Monday, January 27, 2020

End of the world

How preposterous is it to wallow in one’s own misery, misery that is not particularly painful or particularly acute?  How preposterous is it to contemplate self-pity when others have clearly got it much worse.  Does any one cancer register in the grand scheme of things?  Does it deserve any attention, even from the patient, when children die of hunger or cities of millions are quarantined to contain a poorly characterized but rapidly spreading virus?

I’m not particularly driven towards introspection, but sometimes I think more questions – and a record of the answers – would be quite helpful.  As I near the end of my seventh chemo session, the symptoms, weak throughout, are further receding.  Tomorrow morning, I expect them to be gone.  But what reason do I have to expect anything?

Two weeks on, I cannot recall details of the previous session.  Fatigue is the only thing that comes to my mind.  The session before that, anchored in my memory by the coincidence with Christmas, appears equally blank.  I was dead-exhausted, but don’t remember any suffering.  I slept everything off, though it took a few days.  Were there other symptoms?  I keep a blog but quickly forget what I write, and what I write is highly incomplete.

This session, I didn’t feel exhausted but just a little bit tired.  It didn’t hold me back in any way.  More serious was the digestive turmoil.  It kept me close to the toilet and alert to signals from my gut.  I ate all right and with an almost normal appetite.  The extraction of nutrients probably worked fine, but the ejection of waste products proceeded rather inconsistently.

Tonight, the upheaval seemed over.  Time to sit down for a movie and eat some treats.  I turned on Netflix to find a program to match my patchy health and the current state of the world where panic starts to be deemed a sensible response to outrageous events.  The Plague, a Spanish show, isn’t available in Switzerland yet.  Contagion has lengths in its third quarter that rule it out for a workday evening.  All other pandemic films and series seemed just a tad too dispiriting to merit consideration.  What good is the end of the world if you can’t have a good laugh?  Might as well read the news.

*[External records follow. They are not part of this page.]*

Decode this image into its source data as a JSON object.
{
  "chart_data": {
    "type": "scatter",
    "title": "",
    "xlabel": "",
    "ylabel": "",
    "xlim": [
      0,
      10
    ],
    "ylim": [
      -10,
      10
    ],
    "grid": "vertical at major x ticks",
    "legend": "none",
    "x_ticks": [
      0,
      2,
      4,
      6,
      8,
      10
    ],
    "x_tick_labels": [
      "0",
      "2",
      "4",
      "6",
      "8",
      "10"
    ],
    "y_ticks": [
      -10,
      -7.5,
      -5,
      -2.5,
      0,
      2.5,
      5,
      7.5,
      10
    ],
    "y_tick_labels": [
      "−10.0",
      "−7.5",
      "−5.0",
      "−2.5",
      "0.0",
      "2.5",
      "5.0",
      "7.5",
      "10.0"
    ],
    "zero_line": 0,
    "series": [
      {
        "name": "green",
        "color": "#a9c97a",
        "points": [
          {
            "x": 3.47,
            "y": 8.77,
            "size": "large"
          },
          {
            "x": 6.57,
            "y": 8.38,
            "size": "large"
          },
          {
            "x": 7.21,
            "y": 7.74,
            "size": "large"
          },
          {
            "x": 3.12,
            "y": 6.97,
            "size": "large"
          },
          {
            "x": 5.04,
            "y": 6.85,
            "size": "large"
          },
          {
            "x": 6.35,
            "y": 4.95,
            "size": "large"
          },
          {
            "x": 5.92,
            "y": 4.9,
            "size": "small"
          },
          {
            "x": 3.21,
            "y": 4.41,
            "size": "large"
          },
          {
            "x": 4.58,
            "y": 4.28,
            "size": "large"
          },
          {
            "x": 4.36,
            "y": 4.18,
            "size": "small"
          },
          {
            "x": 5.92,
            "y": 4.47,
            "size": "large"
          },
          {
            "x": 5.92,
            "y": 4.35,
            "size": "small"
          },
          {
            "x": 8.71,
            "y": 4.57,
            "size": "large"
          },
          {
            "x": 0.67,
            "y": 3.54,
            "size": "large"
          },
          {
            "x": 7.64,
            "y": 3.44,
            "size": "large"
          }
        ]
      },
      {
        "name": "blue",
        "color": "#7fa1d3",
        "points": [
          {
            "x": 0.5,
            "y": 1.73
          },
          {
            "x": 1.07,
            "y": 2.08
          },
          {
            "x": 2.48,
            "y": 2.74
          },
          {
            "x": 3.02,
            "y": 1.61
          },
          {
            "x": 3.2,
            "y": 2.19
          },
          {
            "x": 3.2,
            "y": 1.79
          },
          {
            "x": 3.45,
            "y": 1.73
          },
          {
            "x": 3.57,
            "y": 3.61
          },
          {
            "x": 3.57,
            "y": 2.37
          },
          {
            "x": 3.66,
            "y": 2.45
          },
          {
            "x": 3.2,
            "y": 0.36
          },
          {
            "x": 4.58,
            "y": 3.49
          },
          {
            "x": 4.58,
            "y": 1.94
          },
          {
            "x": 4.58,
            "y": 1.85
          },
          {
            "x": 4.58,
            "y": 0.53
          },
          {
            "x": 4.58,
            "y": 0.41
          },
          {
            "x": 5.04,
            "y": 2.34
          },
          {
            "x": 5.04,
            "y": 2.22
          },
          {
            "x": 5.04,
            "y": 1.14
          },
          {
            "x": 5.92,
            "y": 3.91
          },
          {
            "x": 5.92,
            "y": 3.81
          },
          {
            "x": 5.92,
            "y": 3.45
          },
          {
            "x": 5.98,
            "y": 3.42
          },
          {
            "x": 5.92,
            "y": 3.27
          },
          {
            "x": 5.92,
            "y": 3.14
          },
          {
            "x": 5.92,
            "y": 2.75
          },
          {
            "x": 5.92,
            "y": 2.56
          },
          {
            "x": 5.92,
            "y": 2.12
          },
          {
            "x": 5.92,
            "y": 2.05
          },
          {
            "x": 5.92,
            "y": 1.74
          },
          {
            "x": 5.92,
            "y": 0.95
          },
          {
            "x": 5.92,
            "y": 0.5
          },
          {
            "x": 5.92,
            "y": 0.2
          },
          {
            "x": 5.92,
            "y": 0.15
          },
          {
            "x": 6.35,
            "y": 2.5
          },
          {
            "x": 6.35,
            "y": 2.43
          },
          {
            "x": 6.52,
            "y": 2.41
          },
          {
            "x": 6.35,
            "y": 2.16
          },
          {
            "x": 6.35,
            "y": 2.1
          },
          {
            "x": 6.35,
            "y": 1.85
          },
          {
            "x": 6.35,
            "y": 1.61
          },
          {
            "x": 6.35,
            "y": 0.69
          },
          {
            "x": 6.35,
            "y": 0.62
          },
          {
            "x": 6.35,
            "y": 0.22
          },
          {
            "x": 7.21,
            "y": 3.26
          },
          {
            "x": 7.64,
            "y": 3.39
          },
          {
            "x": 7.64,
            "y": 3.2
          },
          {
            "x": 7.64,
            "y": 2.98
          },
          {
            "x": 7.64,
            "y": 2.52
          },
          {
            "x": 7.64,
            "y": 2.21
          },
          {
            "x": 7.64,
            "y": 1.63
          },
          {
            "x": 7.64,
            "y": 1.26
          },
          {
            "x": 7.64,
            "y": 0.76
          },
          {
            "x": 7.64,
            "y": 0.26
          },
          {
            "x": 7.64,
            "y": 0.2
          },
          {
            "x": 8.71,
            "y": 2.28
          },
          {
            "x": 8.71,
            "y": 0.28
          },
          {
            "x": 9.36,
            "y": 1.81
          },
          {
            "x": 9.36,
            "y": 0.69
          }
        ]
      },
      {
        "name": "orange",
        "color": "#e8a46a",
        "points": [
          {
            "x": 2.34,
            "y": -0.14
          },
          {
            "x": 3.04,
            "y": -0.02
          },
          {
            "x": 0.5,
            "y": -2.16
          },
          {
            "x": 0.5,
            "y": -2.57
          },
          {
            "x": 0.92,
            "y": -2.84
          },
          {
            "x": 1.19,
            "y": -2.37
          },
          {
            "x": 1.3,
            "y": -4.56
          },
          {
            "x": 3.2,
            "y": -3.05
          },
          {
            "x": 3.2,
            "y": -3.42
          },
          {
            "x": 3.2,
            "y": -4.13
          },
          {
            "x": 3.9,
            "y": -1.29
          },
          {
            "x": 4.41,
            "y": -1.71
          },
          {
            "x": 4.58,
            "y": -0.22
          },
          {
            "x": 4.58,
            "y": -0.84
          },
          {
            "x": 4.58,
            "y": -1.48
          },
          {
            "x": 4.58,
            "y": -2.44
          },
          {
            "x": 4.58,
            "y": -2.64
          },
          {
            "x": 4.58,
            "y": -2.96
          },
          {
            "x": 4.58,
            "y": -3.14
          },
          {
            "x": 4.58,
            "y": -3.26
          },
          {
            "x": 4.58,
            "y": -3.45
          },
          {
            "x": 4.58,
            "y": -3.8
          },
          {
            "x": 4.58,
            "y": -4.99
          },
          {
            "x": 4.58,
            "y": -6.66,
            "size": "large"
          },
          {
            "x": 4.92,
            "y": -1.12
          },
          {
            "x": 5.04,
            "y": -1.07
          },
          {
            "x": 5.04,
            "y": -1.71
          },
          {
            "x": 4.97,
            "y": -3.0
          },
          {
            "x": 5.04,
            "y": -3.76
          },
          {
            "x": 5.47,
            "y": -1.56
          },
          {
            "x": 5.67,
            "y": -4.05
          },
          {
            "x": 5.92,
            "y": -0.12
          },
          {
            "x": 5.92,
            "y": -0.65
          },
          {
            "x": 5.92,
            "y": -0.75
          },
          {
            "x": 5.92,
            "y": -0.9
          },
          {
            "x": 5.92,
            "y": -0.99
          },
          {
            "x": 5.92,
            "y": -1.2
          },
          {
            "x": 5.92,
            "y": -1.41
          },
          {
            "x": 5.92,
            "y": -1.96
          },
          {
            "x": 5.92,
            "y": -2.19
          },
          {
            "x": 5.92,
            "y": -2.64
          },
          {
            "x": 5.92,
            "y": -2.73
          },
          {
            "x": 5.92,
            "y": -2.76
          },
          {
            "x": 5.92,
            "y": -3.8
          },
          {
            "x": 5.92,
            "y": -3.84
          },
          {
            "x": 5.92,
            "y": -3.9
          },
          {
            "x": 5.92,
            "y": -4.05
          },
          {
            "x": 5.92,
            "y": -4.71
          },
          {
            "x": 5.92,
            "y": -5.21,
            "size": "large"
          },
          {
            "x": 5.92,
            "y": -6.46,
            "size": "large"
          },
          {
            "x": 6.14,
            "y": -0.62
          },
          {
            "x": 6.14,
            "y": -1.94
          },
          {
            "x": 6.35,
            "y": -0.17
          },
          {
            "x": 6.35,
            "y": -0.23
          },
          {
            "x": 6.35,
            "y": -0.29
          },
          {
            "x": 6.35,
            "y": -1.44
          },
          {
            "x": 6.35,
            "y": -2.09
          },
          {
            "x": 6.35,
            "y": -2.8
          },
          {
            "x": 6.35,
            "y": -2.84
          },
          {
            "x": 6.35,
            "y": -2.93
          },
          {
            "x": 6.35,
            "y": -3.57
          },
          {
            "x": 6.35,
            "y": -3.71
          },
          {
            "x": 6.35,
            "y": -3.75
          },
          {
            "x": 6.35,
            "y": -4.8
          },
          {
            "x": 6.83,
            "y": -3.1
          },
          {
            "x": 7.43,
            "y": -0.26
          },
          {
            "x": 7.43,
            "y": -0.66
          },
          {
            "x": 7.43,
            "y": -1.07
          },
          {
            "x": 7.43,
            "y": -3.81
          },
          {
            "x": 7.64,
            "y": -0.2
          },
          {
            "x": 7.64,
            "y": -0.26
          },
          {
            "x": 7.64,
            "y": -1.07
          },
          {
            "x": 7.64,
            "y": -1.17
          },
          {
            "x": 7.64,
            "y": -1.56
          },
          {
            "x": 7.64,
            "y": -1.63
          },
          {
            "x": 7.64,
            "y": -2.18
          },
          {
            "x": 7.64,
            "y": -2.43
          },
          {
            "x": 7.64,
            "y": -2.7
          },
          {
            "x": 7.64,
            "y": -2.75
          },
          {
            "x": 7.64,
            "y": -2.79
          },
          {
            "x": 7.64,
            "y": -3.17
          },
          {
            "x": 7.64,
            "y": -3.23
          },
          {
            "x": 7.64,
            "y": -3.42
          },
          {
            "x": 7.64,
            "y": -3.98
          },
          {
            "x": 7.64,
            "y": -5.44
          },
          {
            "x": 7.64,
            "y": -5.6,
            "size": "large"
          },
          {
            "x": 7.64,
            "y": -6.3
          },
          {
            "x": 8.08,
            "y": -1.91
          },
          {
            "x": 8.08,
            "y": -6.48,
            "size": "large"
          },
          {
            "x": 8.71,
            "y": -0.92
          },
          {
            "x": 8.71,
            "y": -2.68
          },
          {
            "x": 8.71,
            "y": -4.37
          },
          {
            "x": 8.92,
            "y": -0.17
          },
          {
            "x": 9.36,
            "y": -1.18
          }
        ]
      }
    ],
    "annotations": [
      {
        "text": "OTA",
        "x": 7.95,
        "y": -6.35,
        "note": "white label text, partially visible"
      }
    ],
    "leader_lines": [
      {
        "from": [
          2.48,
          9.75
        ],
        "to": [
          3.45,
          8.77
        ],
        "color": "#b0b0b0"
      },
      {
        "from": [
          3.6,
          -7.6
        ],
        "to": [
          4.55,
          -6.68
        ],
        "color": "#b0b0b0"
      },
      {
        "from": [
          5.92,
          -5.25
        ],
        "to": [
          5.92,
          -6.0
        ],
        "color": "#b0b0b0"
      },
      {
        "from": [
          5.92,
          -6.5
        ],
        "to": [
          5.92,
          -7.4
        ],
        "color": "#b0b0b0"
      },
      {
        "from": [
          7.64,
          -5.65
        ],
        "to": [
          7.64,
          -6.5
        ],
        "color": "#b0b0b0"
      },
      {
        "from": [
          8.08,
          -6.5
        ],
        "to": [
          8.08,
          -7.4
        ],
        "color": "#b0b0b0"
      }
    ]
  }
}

In March, I’m supposed to travel to China to visit partners, customers and leads.  The new coronavirus out of Wuhan doesn’t seem particularly virulent, and we have no business there.  And yet, I’m having second thoughts.  The virus pounces on people with weak or weakened immune systems – children, the elderly and the sick.  I might not like it or even believe it, but this puts me squarely in its target.  Given the current situation, this trip would not be wise and will probably not take place.  Another two chemotherapy sessions, with unspecified side-effects, seem much more appealing, even though all I do is expect nothing at all.